投資家からも注目を集めている仮想通貨ですが、投資というよりもギャンブルに近いものというイメージを持つ人は少なくありません。
仮想通貨がギャンブルというイメージを持たれる原因となっているのが、プラスサムゲームに該当しないためです。

ギャンブルと投資の大きな違いは、誰が儲かるかということです。多くの人が賭けたお金を、参加者全員で奪い合う形となるギャンブルは、掛け金がそのまま賞金として払い戻されている訳ではありません。

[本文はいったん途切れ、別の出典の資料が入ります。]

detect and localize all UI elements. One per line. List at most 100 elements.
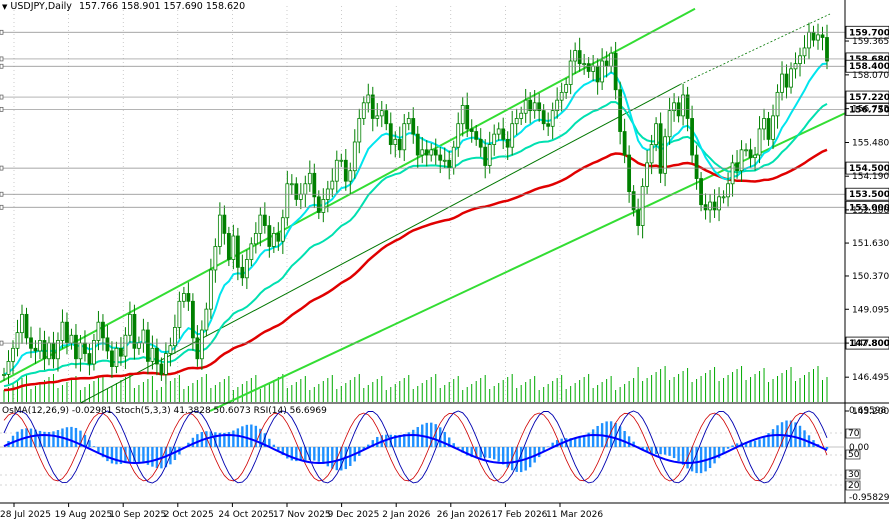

掛け金として集めたお金から、胴元が手数料を差し引いたお金を賞金としているため、還元率が100%になることはありません。
それどころか、宝くじなどギャンブルの種類によっては大半が胴元の手に渡る形となるため、得をするのは一握りの人、それ以外の人はお金を失うという形となってしまいます。ギャンブルと言われるゲームは、胴元が手数料を差し引いた後の金額以上戻ってくることはないため、マイナスサムゲームとなります。

それに対し、株式投資の場合は企業が成長をすれば、その銘柄を所有している全員が恩恵を受けることができます。
勿論、一斉に損をする可能性もありますが、企業の業績によっては全員がプラスとなることも多いため、プラスサムゲームとなります。
投資をするのであれば、そんなプラスサムゲームが理想と言われることは少なくありません。

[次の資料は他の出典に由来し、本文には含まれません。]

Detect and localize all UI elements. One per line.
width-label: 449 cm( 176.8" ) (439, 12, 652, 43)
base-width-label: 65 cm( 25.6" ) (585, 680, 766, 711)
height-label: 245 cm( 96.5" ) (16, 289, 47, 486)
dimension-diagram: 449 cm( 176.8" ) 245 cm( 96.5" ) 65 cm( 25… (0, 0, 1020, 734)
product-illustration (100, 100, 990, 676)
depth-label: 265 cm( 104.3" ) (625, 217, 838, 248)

そのプラスサムゲームとマイナスサムゲームの中間にあるのが、ゼロサムゲームです。ゼロサムゲームは、一定のお金を参加者でやり取りをしていく形となります。FXや仮想通貨は、このゼロサムゲームに分類されます。

プラスサムゲームとは違い、ゼロサムゲームの場合は、得をする人もいれば損をする人もいるという状態になるため、プラスサムゲームと比べるとリスクが高めと考えておく方が良いでしょう。

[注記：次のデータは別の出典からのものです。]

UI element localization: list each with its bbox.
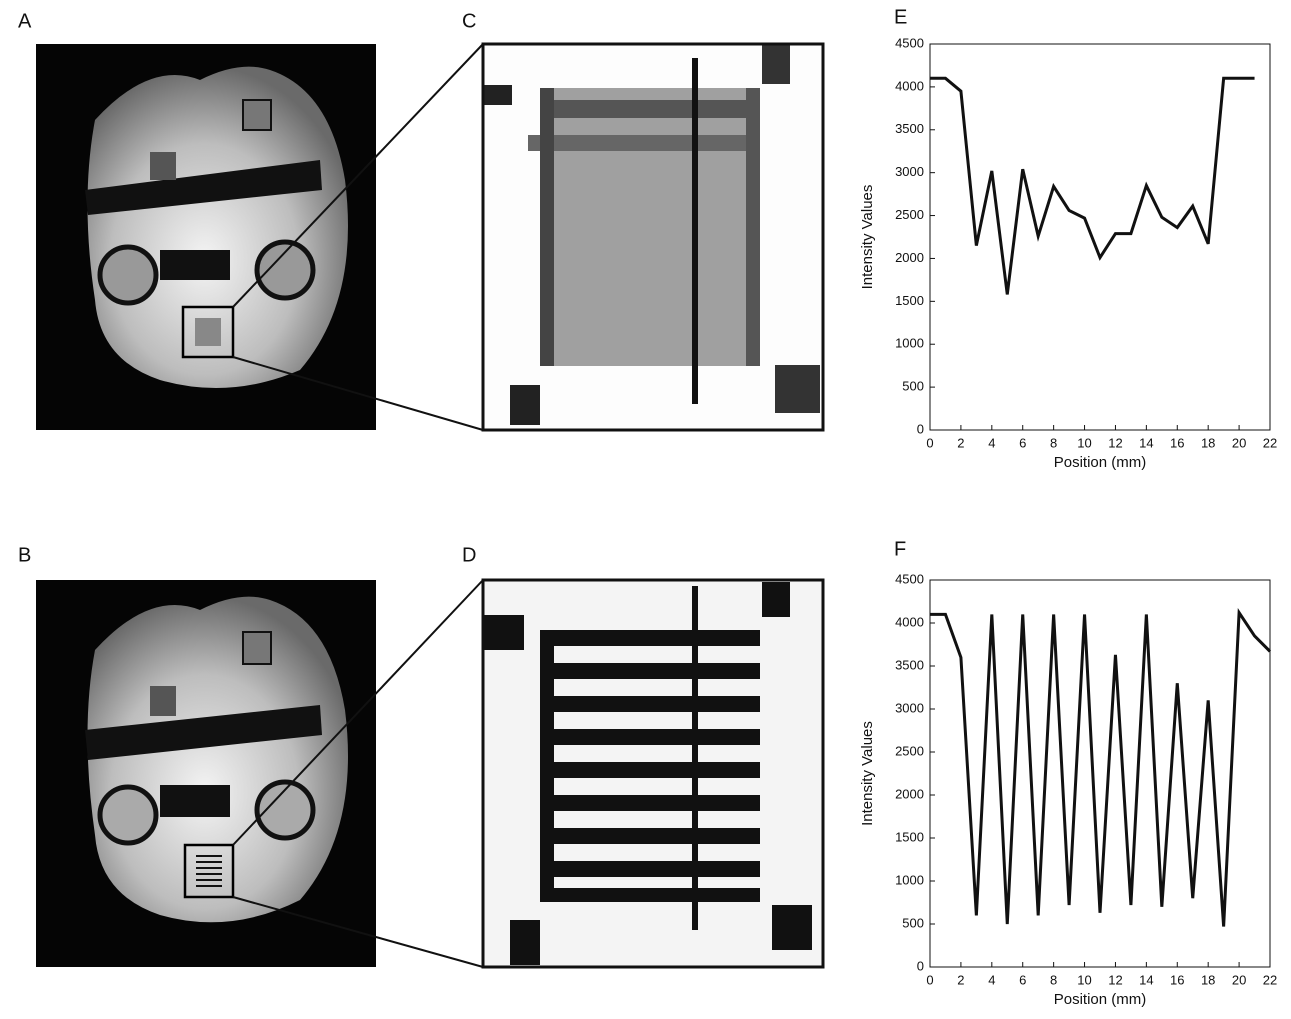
panel-letter: C: [462, 10, 476, 32]
x-tick-label: 14: [1139, 435, 1153, 450]
y-tick-label: 2500: [895, 207, 924, 222]
x-tick-label: 0: [926, 972, 933, 987]
y-tick-label: 1000: [895, 872, 924, 887]
x-axis-label: Position (mm): [1054, 454, 1147, 471]
plot-frame: [929, 43, 1271, 431]
zoom-image: [481, 578, 825, 969]
data-line: [930, 76, 1255, 295]
x-tick-label: 2: [957, 972, 964, 987]
panel-letter: A: [18, 10, 32, 32]
y-tick-label: 4500: [895, 35, 924, 50]
panel-letter: B: [18, 544, 31, 566]
x-tick-label: 16: [1170, 972, 1184, 987]
y-axis-label: Intensity Values: [859, 721, 876, 826]
zoom-line: [232, 43, 484, 968]
x-tick-label: 18: [1201, 435, 1215, 450]
x-tick-label: 0: [926, 435, 933, 450]
y-tick-label: 1500: [895, 293, 924, 308]
y-tick-label: 3500: [895, 657, 924, 672]
y-tick-label: 0: [917, 421, 924, 436]
x-tick-label: 10: [1077, 972, 1091, 987]
x-tick-label: 22: [1263, 972, 1277, 987]
y-tick-label: 2500: [895, 743, 924, 758]
x-tick-label: 20: [1232, 435, 1246, 450]
y-tick-label: 500: [902, 915, 924, 930]
y-tick-label: 3000: [895, 164, 924, 179]
x-tick-label: 18: [1201, 972, 1215, 987]
y-tick-label: 500: [902, 379, 924, 394]
x-tick-label: 10: [1077, 435, 1091, 450]
y-tick-label: 3000: [895, 700, 924, 715]
y-tick-label: 2000: [895, 786, 924, 801]
panel-letter: F: [894, 538, 906, 560]
mri-image: [36, 44, 376, 430]
x-tick-label: 20: [1232, 972, 1246, 987]
x-tick-label: 6: [1019, 972, 1026, 987]
x-tick-label: 8: [1050, 435, 1057, 450]
x-tick-label: 16: [1170, 435, 1184, 450]
x-tick-label: 14: [1139, 972, 1153, 987]
y-tick-label: 1000: [895, 336, 924, 351]
y-axis-label: Intensity Values: [859, 185, 876, 290]
x-tick-label: 12: [1108, 435, 1122, 450]
x-axis-label: Position (mm): [1054, 991, 1147, 1008]
x-tick-label: 22: [1263, 435, 1277, 450]
y-tick-label: 0: [917, 958, 924, 973]
x-tick-label: 2: [957, 435, 964, 450]
data-line: [930, 608, 1272, 927]
mri-image: [36, 580, 376, 967]
x-tick-label: 6: [1019, 435, 1026, 450]
x-tick-label: 12: [1108, 972, 1122, 987]
plot-frame: [929, 579, 1271, 968]
y-tick-label: 1500: [895, 829, 924, 844]
y-tick-label: 2000: [895, 250, 924, 265]
y-tick-label: 3500: [895, 121, 924, 136]
zoom-image: [481, 42, 825, 432]
panel-letter: D: [462, 544, 476, 566]
x-tick-label: 8: [1050, 972, 1057, 987]
y-tick-label: 4500: [895, 571, 924, 586]
panel-letter: E: [894, 6, 907, 28]
x-tick-label: 4: [988, 972, 995, 987]
y-tick-label: 4000: [895, 614, 924, 629]
x-tick-label: 4: [988, 435, 995, 450]
y-tick-label: 4000: [895, 78, 924, 93]
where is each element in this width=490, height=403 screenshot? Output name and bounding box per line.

大きく分類をすればゼロサムゲームとなるFXや仮想通貨ですが、取引の際には手数料が発生するため、厳密にいえばマイナスサムゲームに近くなります。
ただ、仮想通貨は損をする可能性が高い投資法かといえばそうではありません。

構造的にはゼロサムゲーム、もしくはマイナスサムゲームに分類される仮想通貨ですが、価値が上がればプラスサムに変わっていくことになるでしょう。仮想通貨への投資をゼロサムゲームで終わらせたくない、少しでもリスクを減らしたいという場合は、資産価値が上がる可能性が高い仮想通貨を選ぶようにしておくと良いでしょう。